What is short term memory loss? Can’t recall? Seriously, short term memory loss may be temporary if it arises from a particular event. Learn more here.
What is short term memory loss?
Short-term memory includes information and sensory data like sounds and images acquired in the last few seconds to several days. If you have short term memory loss, you might forget a name from an introduction 20 minutes earlier, but still recall your first grade teacher’s name or a phone number from your college days.
Most people find that their memory seems to get worse over time. Aging — and modern life — is rough on our memories.
For example, going short of sleep can make you less able to learn the next day.
Common medications, including antidepressants, anti-anxiety drugs, antihistamines, statins, beta-blockers, anti-seizure meds, muscle relaxants, sleeping pills, and pain medications can interfere with memory.
Being overstressed or anxious limits your concentration and makes it harder to learn new things.
Smoking cuts how much oxygen reaches the brain. Smokers have a harder time associating faces with names than nonsmokers do.
Abusing alcohol is another trigger.
Short-term memory loss could arrive after a rupture in a brain aneurysm — a bulging spot on the wall of the brain arteries. A pool of blood clots and puts pressure on brain cells, possibly damaging or destroying them. Most people end up with lasting memory loss.
Seizures, heart bypass surgery, depression, stroke, concussion, or a brain infection can all trigger short-term memory loss.

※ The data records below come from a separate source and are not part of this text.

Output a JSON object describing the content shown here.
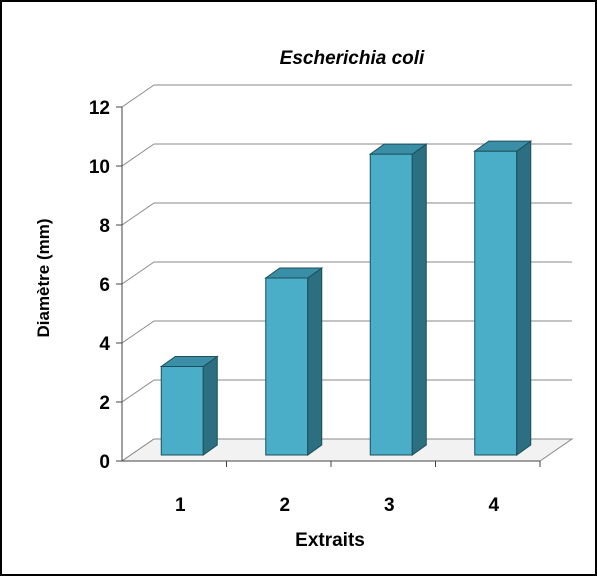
{
  "chart_data": {
    "type": "bar",
    "title": "Escherichia coli",
    "xlabel": "Extraits",
    "ylabel": "Diamètre (mm)",
    "categories": [
      "1",
      "2",
      "3",
      "4"
    ],
    "values": [
      3,
      6,
      10.2,
      10.3
    ],
    "ylim": [
      0,
      12
    ],
    "yticks": [
      "0",
      "2",
      "4",
      "6",
      "8",
      "10",
      "12"
    ],
    "grid": true,
    "legend": "none",
    "colors": {
      "bar_front": "#4aaec9",
      "bar_side": "#2c6f80",
      "bar_top": "#3a8ea5",
      "gridline": "#888888",
      "frame": "#000000"
    }
  }
}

And one of the first signs of dementia is short-term memory loss.
In some cases, people can’t recall a traumatic event they experienced or witnessed, but this loss doesn’t affect their memory of other things as time goes on.
When testing for any type of memory loss, a doctor will take a medical history and then ask other questions to test memory. Your doctor might order blood tests to rule out a vitamin B-12 deficiency, thyroid disease, or other possible causes of memory loss. You might need an MRI or CT scan of the head and an EEG to measure electrical activity in the brain or a cerebral angiography to examine blood flow.
How to improve memory
It is important to treat the underlying causes of short-term memory loss. Check into your medications — you may be able to switch medications and improve your memory. You may benefit from nutritional supplements or therapy or medication for anxiety or depression. Quit smoking, limit your alcohol intake, and make sure you’re getting enough sleep.
Drinking coffee may improve your ability to store new memories — it makes sense to drink coffee when studying, but not at the expense of getting enough sleep before an exam. Chewing gum could help you concentrate during a test of your memory.
Regular exercise is a potential all-around memory-booster, as it is associated with protection against general brain deterioration from aging.
Early research suggests that meditation can be surprisingly powerful at improving memory, for example, improving performance on a GRE standardized test with just two weeks of training.
Doing brain teasers like Sudoku and crossword puzzles may help as well. You can also try a whole variety of strategies to improve memory called mnemonics, in which you link new pieces of information to information stored in long term memory.
Here’s the deal: Don’t panic if you have occasional memory lapses, but if you notice a decline try to link it to an event or change in your habits. Some triggers for short-term memory loss can be removed. Your doctor can help.